The reason is perhaps partly because over the years, government created a situation that became favourable breeding grounds for rogue governments and rogue businessmen. They deliberately failed to pay public servants as at and when due. As a result, Nigerians generally cultivated a culture of going for the money and not the job because they would be owed several months’ areas of salary at the end of the day. In most cases, public workers had to depend on bribery for their daily needs.
The government woefully failed to support working class families and thereby encouraged child labour which is child abuse. They failed to equip the country’s hospitals even with the most critical drugs so that the medications prescribed by doctors were so exorbitant that citizens had to find indecent ways of raising money to pay for them. The list could go on and on.

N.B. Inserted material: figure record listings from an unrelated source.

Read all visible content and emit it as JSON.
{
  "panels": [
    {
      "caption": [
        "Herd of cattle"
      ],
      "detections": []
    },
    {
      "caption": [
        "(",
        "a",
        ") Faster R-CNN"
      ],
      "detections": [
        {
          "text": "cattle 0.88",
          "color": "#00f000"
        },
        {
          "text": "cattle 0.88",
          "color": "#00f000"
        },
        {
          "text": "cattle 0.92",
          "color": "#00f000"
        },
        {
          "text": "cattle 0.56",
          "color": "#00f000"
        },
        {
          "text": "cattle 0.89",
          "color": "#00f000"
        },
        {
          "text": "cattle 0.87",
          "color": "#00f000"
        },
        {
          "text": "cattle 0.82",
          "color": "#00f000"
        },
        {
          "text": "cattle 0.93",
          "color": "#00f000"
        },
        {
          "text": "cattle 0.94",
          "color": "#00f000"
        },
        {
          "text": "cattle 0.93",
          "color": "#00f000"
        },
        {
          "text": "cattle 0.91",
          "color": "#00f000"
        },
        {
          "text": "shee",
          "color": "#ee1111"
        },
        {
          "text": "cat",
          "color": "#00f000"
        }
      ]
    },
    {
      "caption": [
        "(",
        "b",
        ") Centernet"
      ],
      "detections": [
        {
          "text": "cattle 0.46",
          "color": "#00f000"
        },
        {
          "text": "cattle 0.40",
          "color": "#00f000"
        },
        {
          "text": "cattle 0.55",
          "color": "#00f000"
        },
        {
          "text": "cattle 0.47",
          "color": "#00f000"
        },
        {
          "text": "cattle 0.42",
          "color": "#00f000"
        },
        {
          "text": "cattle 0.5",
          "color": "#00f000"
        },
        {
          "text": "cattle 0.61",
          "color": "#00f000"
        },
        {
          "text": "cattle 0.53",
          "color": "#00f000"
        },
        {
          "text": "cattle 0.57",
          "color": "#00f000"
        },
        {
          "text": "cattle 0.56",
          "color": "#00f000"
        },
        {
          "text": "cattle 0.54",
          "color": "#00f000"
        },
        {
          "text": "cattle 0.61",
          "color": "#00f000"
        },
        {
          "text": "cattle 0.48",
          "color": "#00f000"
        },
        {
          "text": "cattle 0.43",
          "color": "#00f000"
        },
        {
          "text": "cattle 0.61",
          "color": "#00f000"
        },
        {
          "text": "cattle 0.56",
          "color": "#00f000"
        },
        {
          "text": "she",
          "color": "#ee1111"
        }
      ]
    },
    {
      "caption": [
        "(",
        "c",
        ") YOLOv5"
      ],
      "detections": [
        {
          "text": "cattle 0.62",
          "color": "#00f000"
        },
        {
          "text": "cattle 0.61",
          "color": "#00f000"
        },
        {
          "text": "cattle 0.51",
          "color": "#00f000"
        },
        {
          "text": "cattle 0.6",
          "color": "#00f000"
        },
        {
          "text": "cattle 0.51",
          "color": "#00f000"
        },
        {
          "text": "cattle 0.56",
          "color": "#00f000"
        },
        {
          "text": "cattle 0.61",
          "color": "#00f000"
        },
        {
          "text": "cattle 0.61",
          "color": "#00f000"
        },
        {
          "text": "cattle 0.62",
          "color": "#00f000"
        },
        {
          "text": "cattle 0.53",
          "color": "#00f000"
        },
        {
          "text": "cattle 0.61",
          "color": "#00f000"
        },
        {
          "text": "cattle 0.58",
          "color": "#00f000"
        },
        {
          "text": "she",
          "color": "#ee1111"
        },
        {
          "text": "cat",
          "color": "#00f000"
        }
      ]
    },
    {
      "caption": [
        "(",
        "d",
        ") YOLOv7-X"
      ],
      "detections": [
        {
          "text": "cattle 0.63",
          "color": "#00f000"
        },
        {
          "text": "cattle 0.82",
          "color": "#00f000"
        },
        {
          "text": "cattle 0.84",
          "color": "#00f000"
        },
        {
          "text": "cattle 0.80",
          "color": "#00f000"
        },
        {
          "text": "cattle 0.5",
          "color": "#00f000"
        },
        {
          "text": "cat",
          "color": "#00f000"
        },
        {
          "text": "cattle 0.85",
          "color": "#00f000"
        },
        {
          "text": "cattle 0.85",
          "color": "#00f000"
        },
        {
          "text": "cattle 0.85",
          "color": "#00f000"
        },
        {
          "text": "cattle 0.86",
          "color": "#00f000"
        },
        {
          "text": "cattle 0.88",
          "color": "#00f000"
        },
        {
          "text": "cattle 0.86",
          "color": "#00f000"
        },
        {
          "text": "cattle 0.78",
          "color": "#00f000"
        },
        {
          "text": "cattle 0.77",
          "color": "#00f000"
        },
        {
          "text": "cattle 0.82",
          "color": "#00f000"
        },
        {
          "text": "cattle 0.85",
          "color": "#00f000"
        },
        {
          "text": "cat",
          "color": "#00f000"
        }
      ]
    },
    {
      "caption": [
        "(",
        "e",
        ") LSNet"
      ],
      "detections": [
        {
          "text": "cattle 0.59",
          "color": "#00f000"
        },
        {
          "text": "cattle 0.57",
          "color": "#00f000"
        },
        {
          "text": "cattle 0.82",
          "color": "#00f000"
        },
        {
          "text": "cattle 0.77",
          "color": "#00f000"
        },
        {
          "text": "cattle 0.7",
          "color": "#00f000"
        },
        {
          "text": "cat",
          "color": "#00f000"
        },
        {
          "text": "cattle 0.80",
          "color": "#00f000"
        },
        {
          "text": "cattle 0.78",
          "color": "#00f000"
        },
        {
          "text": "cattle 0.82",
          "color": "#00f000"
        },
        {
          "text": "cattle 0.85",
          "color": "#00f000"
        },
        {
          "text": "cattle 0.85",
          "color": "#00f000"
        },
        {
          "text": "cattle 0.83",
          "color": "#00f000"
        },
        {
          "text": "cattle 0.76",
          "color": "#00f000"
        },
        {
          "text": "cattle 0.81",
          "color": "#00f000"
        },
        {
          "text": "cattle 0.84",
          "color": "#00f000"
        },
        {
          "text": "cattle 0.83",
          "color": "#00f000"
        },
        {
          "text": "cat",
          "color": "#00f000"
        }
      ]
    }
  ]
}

The result was that to do business online became a big gamble in Nigeria because of the massive distrust that exists. A typical example was the case of Hushpuppi who made millions of dollars defrauding people and companies on the internet until the law caught up with him. And to think that despite the fact that everyone knew he had no visible source of income, he dined and wined with the most prominent men in the society and they never raised a voice, never raised a finger to point at him or his nefarious activities.
Be that as it may, there has been a recent global study to understand the ongoing impact of Internet of Things (IoT) as it is adopted and deployed by businesses of all sizes worldwide. The study also investigates the relationship between IoT, business strategy, resiliency and business success. It featured responses from 1,639 businesses globally, exploring how they are using IoT and how it is helping them prepare for the future.
The 13 markets covered included the US, Brazil, the UK, Germany, Italy, Spain, South Africa, China, Ireland, India, Japan, Singapore and South Korea.
Fundamentally, business people who adopted the concept believed IoT was vital to keep their businesses going. 84% indicated that the technology was key to maintaining business continuity after the pandemic. As a result, they viewed the integration of IoT devices in their demand and supply strategies as a higher priority while 73% agreed that the pandemic actually accelerated their adoption plans.
In addition, IoT continued generating value and return on investment (ROI) for adopters and 87% agreed their core business strategies had changed for the better as a result of adopting IoT. Almost all (95%) said that they have achieved ROI, and 55% of adopters have had operating costs decrease by an average of 21%.
Today, more than any other time in recent history, social media platforms have become the main source of information surpassing print and other digital media platforms. More and more people are relying on Twitter, Facebook and Instagram to stay up-to-date.
As businesses world over grapple with dropping profits, marketing via social media has definitely become the in-thing, the new key for a successful business operation. Why? Because with social distancing and restricted movement during the pandemic period, more consumers began shopping online and the trend caught up because it saved time and stress and the hazard of commuting on our very bad roads.
To survive the crisis, businesses needed to maintain their customer base. Having an engaging presence on LinkedIn, Twitter, Facebook or other social media platforms helped business people connect with their customers and build relationships
Today, the social media has become an indispensable component of our daily lives. The businesses that will survive these uncertain times and continue to thrive afterward are those that remain internet agile. As such, our businesses will need to respond expeditiously and effectively to the unique challenges modern demand and supply present.
This period proffers a rare and unique opportunity to use social media marketing at its best to connect and bond with customers in meaningful ways. Customers are looking to engage with brands that do more than just sell. In this regard, community support is crucial.
Undeniably, social media marketing also provides platforms to brand, sell, and market products and services. But, this should not be the be-all-and-end-all for social media. More than ever before, business owners need to craft communication strategies that help them connect with their customers. And that is exactly what we are doing for them at Imo State Business Link Magazine through providing helpful information, advice, featuring relevant business, educational and health news items among other benefits network members derive.
The increasing use of the social media in modern business transactions is bound to continue long after lockdown restrictions are lifted. It will remain the key factor in determining how businesses engage with their customers going forward. And you must not be left behind.